Ainsi, si les premières données animales sur le BPC-157 sont en effet fascinantes, l'absence d'essais sur l'homme signifie que nous sommes encore dans le flou. Si vous l'utilisez maintenant, vous pourriez prendre des risques inutiles sans bénéfices confirmés.

6. Alternatives éprouvées

Plutôt que d'expérimenter quelque chose qui n'a pas été suffisamment étudié chez l'homme, il est logique de se concentrer sur des méthodes et des compléments qui bénéficient d'un soutien solide.

Un excellent exemple : la créatine monohydrate. L'International Society of Sports Nutrition (ISSN) a conclu que la créatine est le complément nutritionnel le plus efficace disponible pour les athlètes souhaitant augmenter leur capacité d'exercice de haute intensité et leur masse maigre [12]. Elle semble également favoriser la récupération musculaire, et des années de recherche ont apaisé les premières inquiétudes concernant sa sécurité.

Un autre supplément bien étudié est la bétaïne (triméthylglycine). Des études suggèrent que la supplémentation en bétaïne peut améliorer considérablement l'endurance musculaire et la qualité des entraînements [13]. Je prends personnellement de la triméthylglycine quotidiennement et l'ai incluse dans MicroVitamin. Cependant, le fait que j'en prenne ne signifie pas que vous devriez en faire autant. Faites toujours vos propres recherches et consultez un professionnel si nécessaire.

L'essentiel est qu'il existe des outils éprouvés et scientifiquement fondés pour améliorer les performances et favoriser la récupération. Nous n'avons pas besoin de nous tourner vers des substances sous-étudiées comme le BPC-157.

7. Autres peptides populaires

Le BPC-157 n'est pas le seul peptide à retenir l'attention dans le domaine de la santé et du fitness. D'autres peptides tels que la thymosine bêta-4 (TB4), le CJC-1295 et l'Ipamorelin sont également évoqués comme moyens d'accélérer la récupération et d'augmenter la production d'hormone de croissance. Cependant, comme le BPC-157, ils manquent de données cliniques humaines robustes pour confirmer leur sécurité ou leur efficacité. À l'heure actuelle, ces substances ne sont pas non plus approuvées pour l'amélioration des performances.

Références

Vous trouverez ci-dessous les liens directs vers les études, articles et ressources mentionnés dans cet article.
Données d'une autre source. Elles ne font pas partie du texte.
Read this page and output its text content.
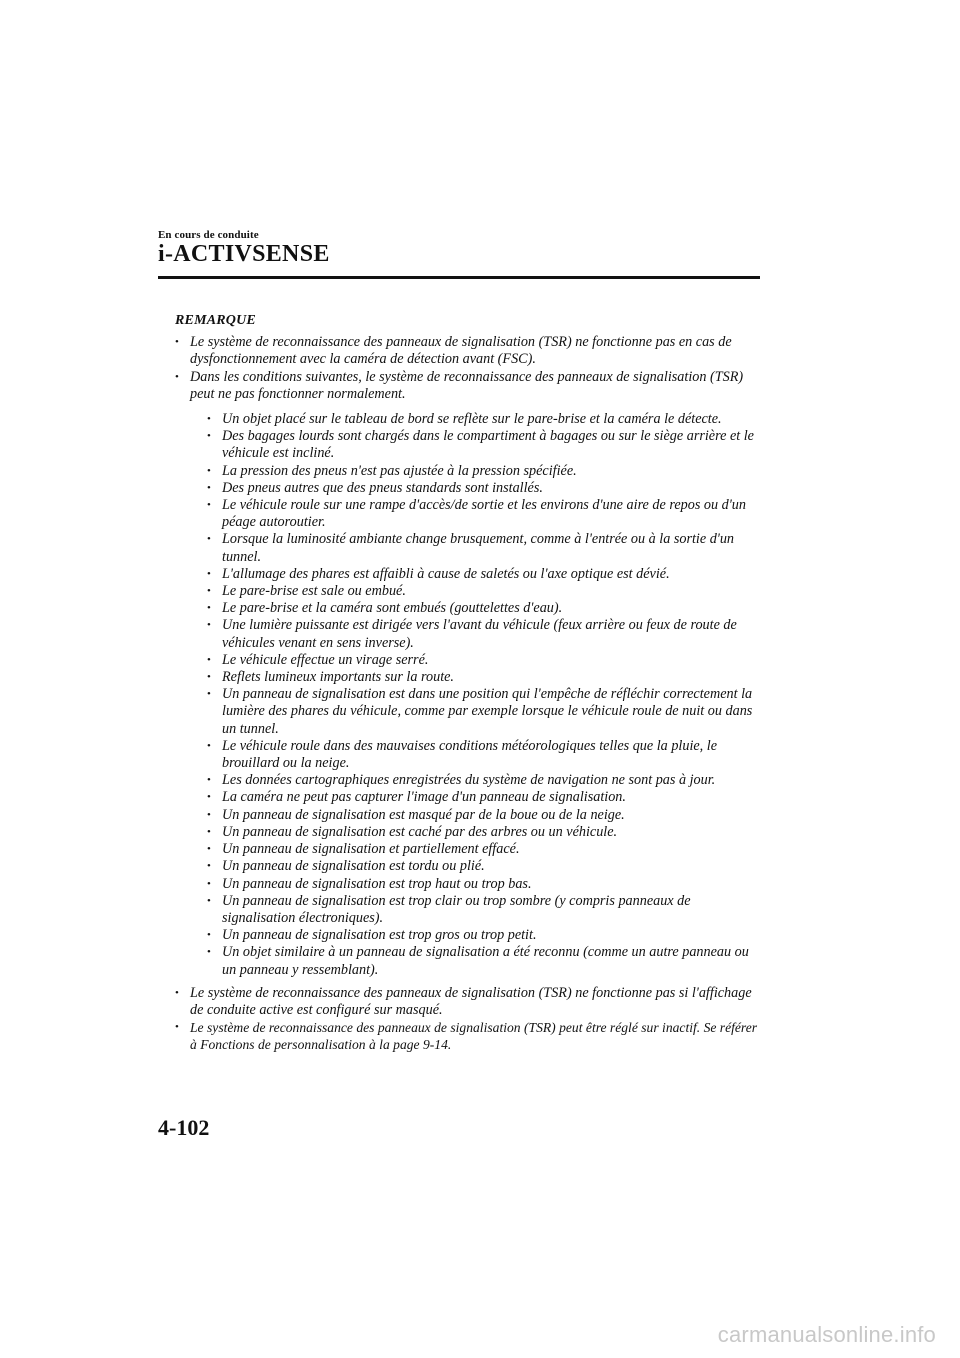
En cours de conduite
i-ACTIVSENSE
REMARQUE
• Le système de reconnaissance des panneaux de signalisation (TSR) ne fonctionne pas en cas de dysfonctionnement avec la caméra de détection avant (FSC).
• Dans les conditions suivantes, le système de reconnaissance des panneaux de signalisation (TSR) peut ne pas fonctionner normalement.
• Un objet placé sur le tableau de bord se reflète sur le pare-brise et la caméra le détecte.
• Des bagages lourds sont chargés dans le compartiment à bagages ou sur le siège arrière et le véhicule est incliné.
• La pression des pneus n'est pas ajustée à la pression spécifiée.
• Des pneus autres que des pneus standards sont installés.
• Le véhicule roule sur une rampe d'accès/de sortie et les environs d'une aire de repos ou d'un péage autoroutier.
• Lorsque la luminosité ambiante change brusquement, comme à l'entrée ou à la sortie d'un tunnel.
• L'allumage des phares est affaibli à cause de saletés ou l'axe optique est dévié.
• Le pare-brise est sale ou embué.
• Le pare-brise et la caméra sont embués (gouttelettes d'eau).
• Une lumière puissante est dirigée vers l'avant du véhicule (feux arrière ou feux de route de véhicules venant en sens inverse).
• Le véhicule effectue un virage serré.
• Reflets lumineux importants sur la route.
• Un panneau de signalisation est dans une position qui l'empêche de réfléchir correctement la lumière des phares du véhicule, comme par exemple lorsque le véhicule roule de nuit ou dans un tunnel.
• Le véhicule roule dans des mauvaises conditions météorologiques telles que la pluie, le brouillard ou la neige.
• Les données cartographiques enregistrées du système de navigation ne sont pas à jour.
• La caméra ne peut pas capturer l'image d'un panneau de signalisation.
• Un panneau de signalisation est masqué par de la boue ou de la neige.
• Un panneau de signalisation est caché par des arbres ou un véhicule.
• Un panneau de signalisation et partiellement effacé.
• Un panneau de signalisation est tordu ou plié.
• Un panneau de signalisation est trop haut ou trop bas.
• Un panneau de signalisation est trop clair ou trop sombre (y compris panneaux de signalisation électroniques).
• Un panneau de signalisation est trop gros ou trop petit.
• Un objet similaire à un panneau de signalisation a été reconnu (comme un autre panneau ou un panneau y ressemblant).
• Le système de reconnaissance des panneaux de signalisation (TSR) ne fonctionne pas si l'affichage de conduite active est configuré sur masqué.
• Le système de reconnaissance des panneaux de signalisation (TSR) peut être réglé sur inactif. Se référer à Fonctions de personnalisation à la page 9-14.
4-102
carmanualsonline.info
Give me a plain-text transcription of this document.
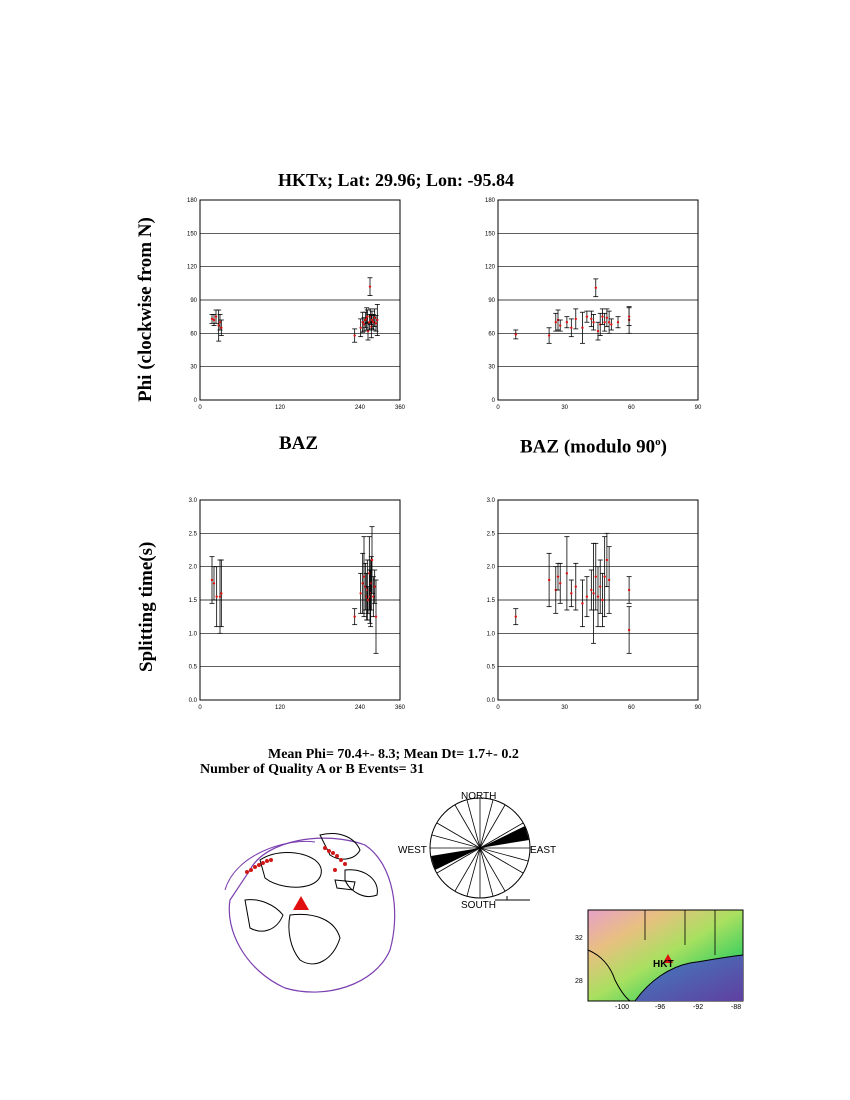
HKTx; Lat: 29.96; Lon: -95.84
Phi (clockwise from N)
Splitting time(s)
BAZ	BAZ (modulo 90$^o$)
0
30
60
90
120
150
180
0	120	240	360
0
30
60
90
120
150
180
0	30	60	90
0.0
0.5
1.0
1.5
2.0
2.5
3.0
0	120	240	360
0.0
0.5
1.0
1.5
2.0
2.5
3.0
0	30	60	90
Mean Phi= 70.4+- 8.3; Mean Dt= 1.7+- 0.2
Number of Quality A or B Events= 31
NORTH
SOUTH
EAST
WEST
HKT
32
28
-100	-96	-92	-88
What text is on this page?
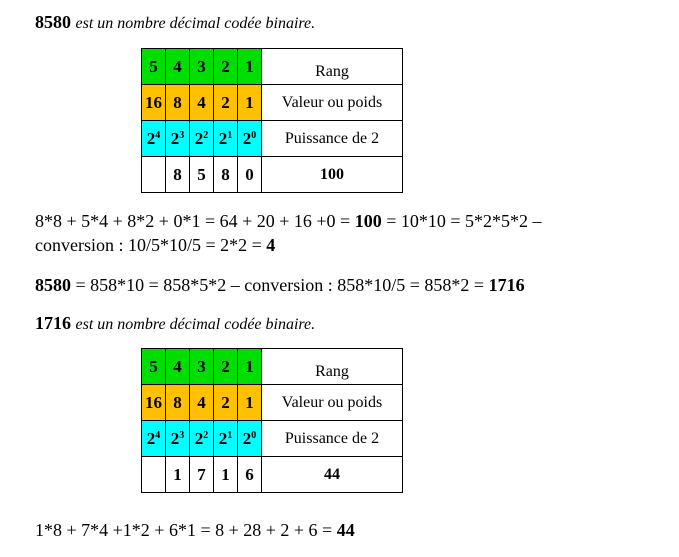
8580 est un nombre décimal codée binaire.
5	4	3	2	1	Rang

16	8	4	2	1	Valeur ou poids
$2^4$	$2^3$	$2^2$	$2^1$	$2^0$	Puissance de 2
	8	5	8	0	100
8*8 + 5*4 + 8*2 + 0*1 = 64 + 20 + 16 +0 = 100 = 10*10 = 5*2*5*2 –
conversion : 10/5*10/5 = 2*2 = 4
8580 = 858*10 = 858*5*2 – conversion : 858*10/5 = 858*2 = 1716
1716 est un nombre décimal codée binaire.
5	4	3	2	1	Rang

16	8	4	2	1	Valeur ou poids
$2^4$	$2^3$	$2^2$	$2^1$	$2^0$	Puissance de 2
	1	7	1	6	44
1*8 + 7*4 +1*2 + 6*1 = 8 + 28 + 2 + 6 = 44
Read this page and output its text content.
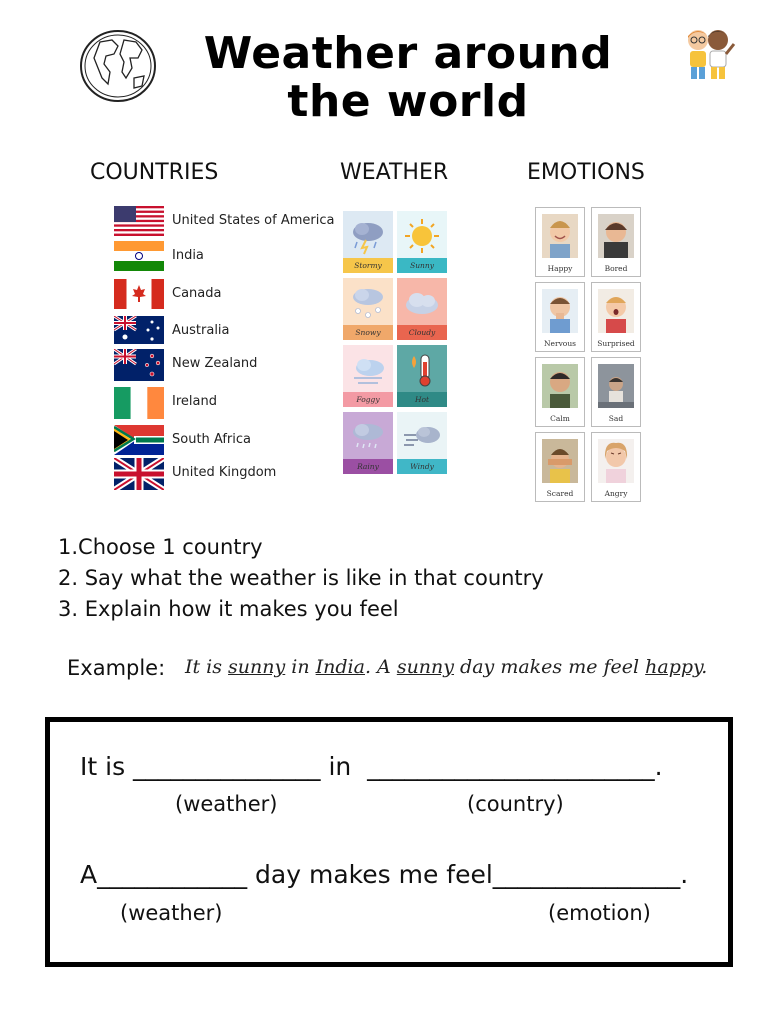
Weather around
the world
COUNTRIES	WEATHER	EMOTIONS
United States of America
India
Canada
Australia
New Zealand
Ireland
South Africa
United Kingdom
Stormy	Sunny
Snowy	Cloudy
Foggy	Hot
Rainy	Windy
Happy	Bored
Nervous	Surprised
Calm	Sad
Scared	Angry
1.Choose 1 country
2. Say what the weather is like in that country
3. Explain how it makes you feel
Example: It is sunny in India. A sunny day makes me feel happy.
It is _______________ in  _______________________.
(weather)	(country)
A____________ day makes me feel_______________.
(weather)	(emotion)
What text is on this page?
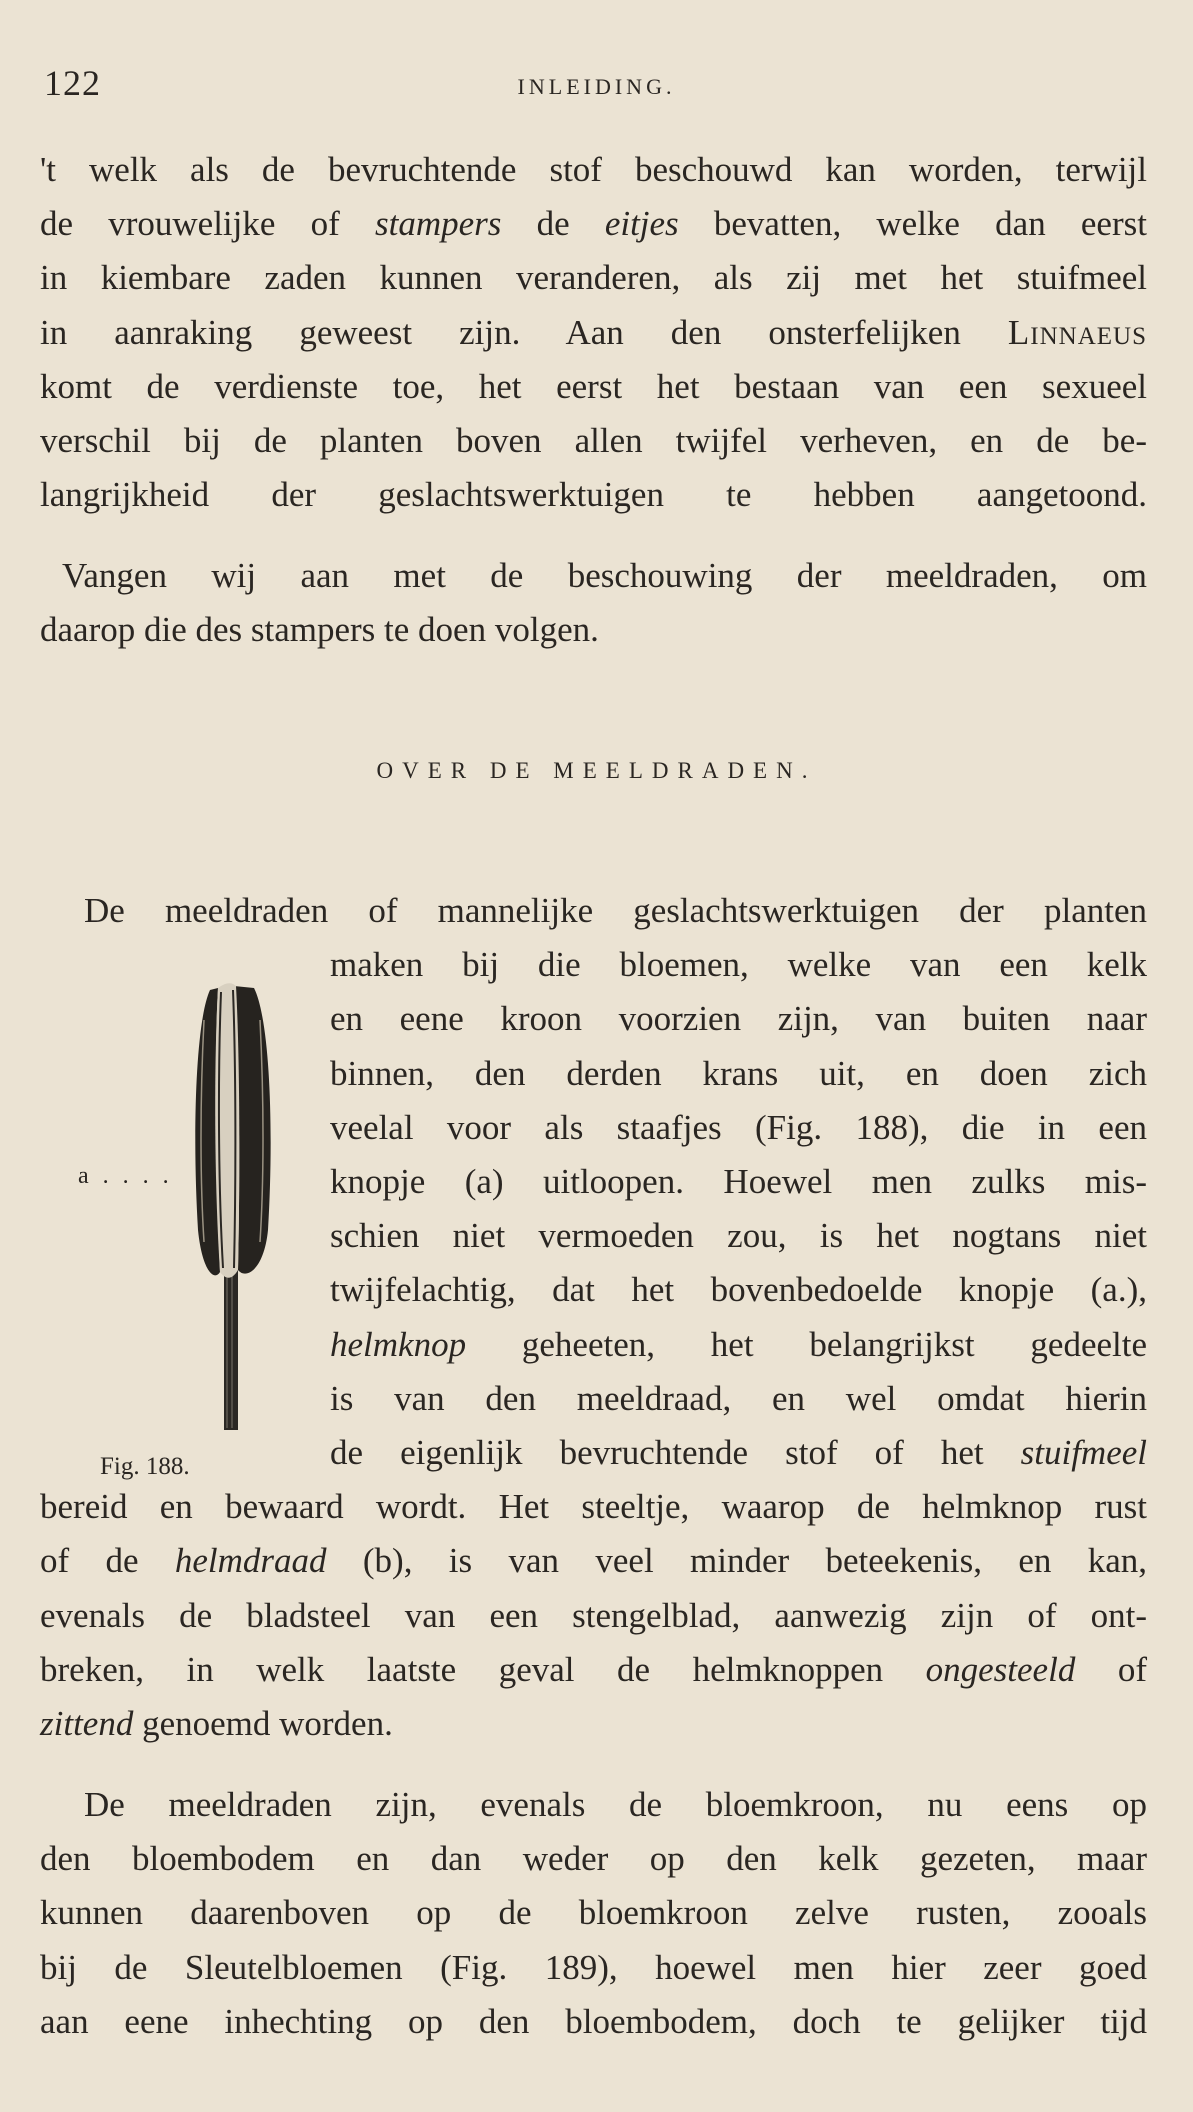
122	INLEIDING.
't welk als de bevruchtende stof beschouwd kan worden, terwijl
de vrouwelijke of stampers de eitjes bevatten, welke dan eerst
in kiembare zaden kunnen veranderen, als zij met het stuifmeel
in aanraking geweest zijn. Aan den onsterfelijken Linnaeus
komt de verdienste toe, het eerst het bestaan van een sexueel
verschil bij de planten boven allen twijfel verheven, en de be-
langrijkheid der geslachtswerktuigen te hebben aangetoond.
Vangen wij aan met de beschouwing der meeldraden, om
daarop die des stampers te doen volgen.
OVER DE MEELDRADEN.
a . . . .
Fig. 188.
De meeldraden of mannelijke geslachtswerktuigen der planten
maken bij die bloemen, welke van een kelk
en eene kroon voorzien zijn, van buiten naar
binnen, den derden krans uit, en doen zich
veelal voor als staafjes (Fig. 188), die in een
knopje (a) uitloopen. Hoewel men zulks mis-
schien niet vermoeden zou, is het nogtans niet
twijfelachtig, dat het bovenbedoelde knopje (a.),
helmknop geheeten, het belangrijkst gedeelte
is van den meeldraad, en wel omdat hierin
de eigenlijk bevruchtende stof of het stuifmeel
bereid en bewaard wordt. Het steeltje, waarop de helmknop rust
of de helmdraad (b), is van veel minder beteekenis, en kan,
evenals de bladsteel van een stengelblad, aanwezig zijn of ont-
breken, in welk laatste geval de helmknoppen ongesteeld of
zittend genoemd worden.
De meeldraden zijn, evenals de bloemkroon, nu eens op
den bloembodem en dan weder op den kelk gezeten, maar
kunnen daarenboven op de bloemkroon zelve rusten, zooals
bij de Sleutelbloemen (Fig. 189), hoewel men hier zeer goed
aan eene inhechting op den bloembodem, doch te gelijker tijd
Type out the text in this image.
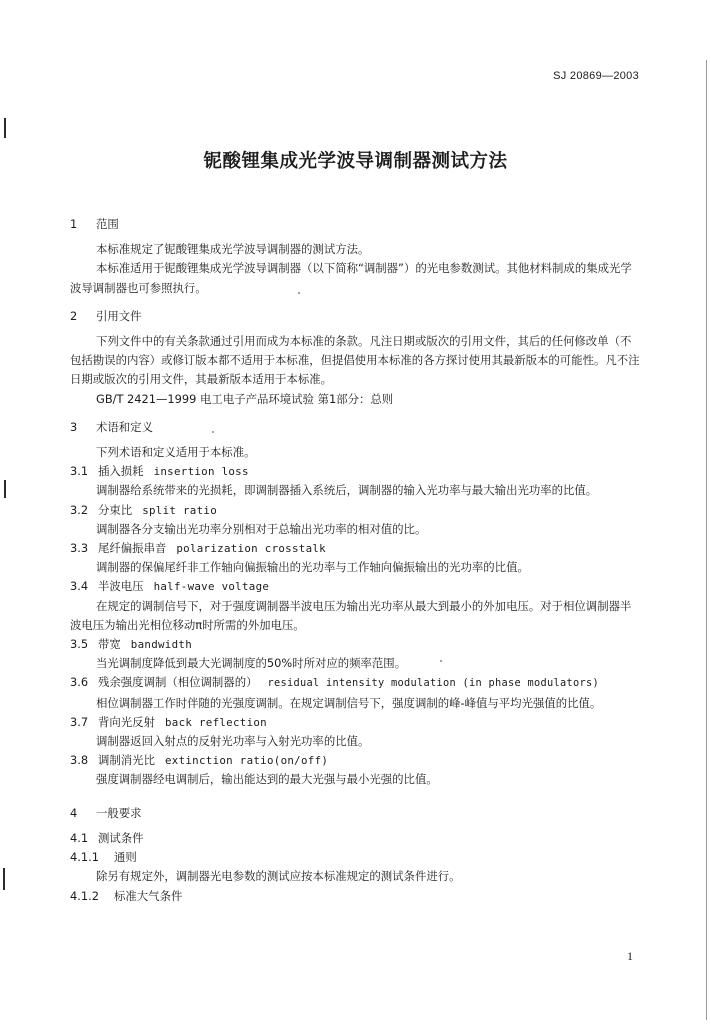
SJ 20869—2003
铌酸锂集成光学波导调制器测试方法

1 范围

本标准规定了铌酸锂集成光学波导调制器的测试方法。

本标准适用于铌酸锂集成光学波导调制器（以下简称“调制器”）的光电参数测试。其他材料制成的集成光学波导调制器也可参照执行。

2 引用文件

下列文件中的有关条款通过引用而成为本标准的条款。凡注日期或版次的引用文件，其后的任何修改单（不包括勘误的内容）或修订版本都不适用于本标准，但提倡使用本标准的各方探讨使用其最新版本的可能性。凡不注日期或版次的引用文件，其最新版本适用于本标准。

GB/T 2421—1999 电工电子产品环境试验 第1部分：总则

3 术语和定义

下列术语和定义适用于本标准。

3.1 插入损耗 insertion loss

调制器给系统带来的光损耗，即调制器插入系统后，调制器的输入光功率与最大输出光功率的比值。

3.2 分束比 split ratio

调制器各分支输出光功率分别相对于总输出光功率的相对值的比。

3.3 尾纤偏振串音 polarization crosstalk

调制器的保偏尾纤非工作轴向偏振输出的光功率与工作轴向偏振输出的光功率的比值。

3.4 半波电压 half-wave voltage

在规定的调制信号下，对于强度调制器半波电压为输出光功率从最大到最小的外加电压。对于相位调制器半波电压为输出光相位移动π时所需的外加电压。

3.5 带宽 bandwidth

当光调制度降低到最大光调制度的50%时所对应的频率范围。

3.6 残余强度调制（相位调制器的） residual intensity modulation (in phase modulators)

相位调制器工作时伴随的光强度调制。在规定调制信号下，强度调制的峰-峰值与平均光强值的比值。

3.7 背向光反射 back reflection

调制器返回入射点的反射光功率与入射光功率的比值。

3.8 调制消光比 extinction ratio(on/off)

强度调制器经电调制后，输出能达到的最大光强与最小光强的比值。

4 一般要求

4.1 测试条件

4.1.1 通则

除另有规定外，调制器光电参数的测试应按本标准规定的测试条件进行。

4.1.2 标准大气条件

1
Le matériel cité de la recherche a été omis, mais les sources sont fournies pour votre propre consultation :

    1. https://r2medicalclinic.com/best-muscle-growth-peptides/

    2. https://www.thepiazzacenter.com/blog/what-is-bpc-157/

    3. https://www.sciencedirect.com/science/article/abs/pii/092842579390038U

    4. https://www.sciencedirect.com/science/article/abs/pii/0024320594007969

    5. https://onlinelibrary.wiley.com/doi/10.1016/S0736-0266(03)00110-4

    6. https://pubmed.ncbi.nlm.nih.gov/9065615/

    7. https://pubmed.ncbi.nlm.nih.gov/20388964/

    8. https://www.eurekaselect.com/article/52839

    9. https://pubmed.ncbi.nlm.nih.gov/34324435/

    10. https://r2medicalclinic.com/best-muscle-growth-peptides/

    11. https://www.usada.org/spirit-of-sport/bpc-157-peptide-prohibited/

    12. https://jissn.biomedcentral.com/articles/10.1186/s12970-017-0173-z

    13. https://pmc.ncbi.nlm.nih.gov/articles/PMC2651845

     

    En résumé, bien que les premières recherches sur des modèles animaux suggèrent des propriétés curatives et régénératrices potentielles pour le BPC-157, l'absence totale d'essais cliniques humains bien conçus en fait un pari. Si vous cherchez à améliorer vos performances sportives ou à accélérer votre récupération, il est bien plus sûr (et plus efficace) de vous fier à des méthodes vérifiées et étudiées. Il est toujours préférable de faire preuve de prudence avec toute substance qui n'est pas bien étudiée ou réglementée, surtout lorsqu'il s'agit d'injections ou de dosages élevés.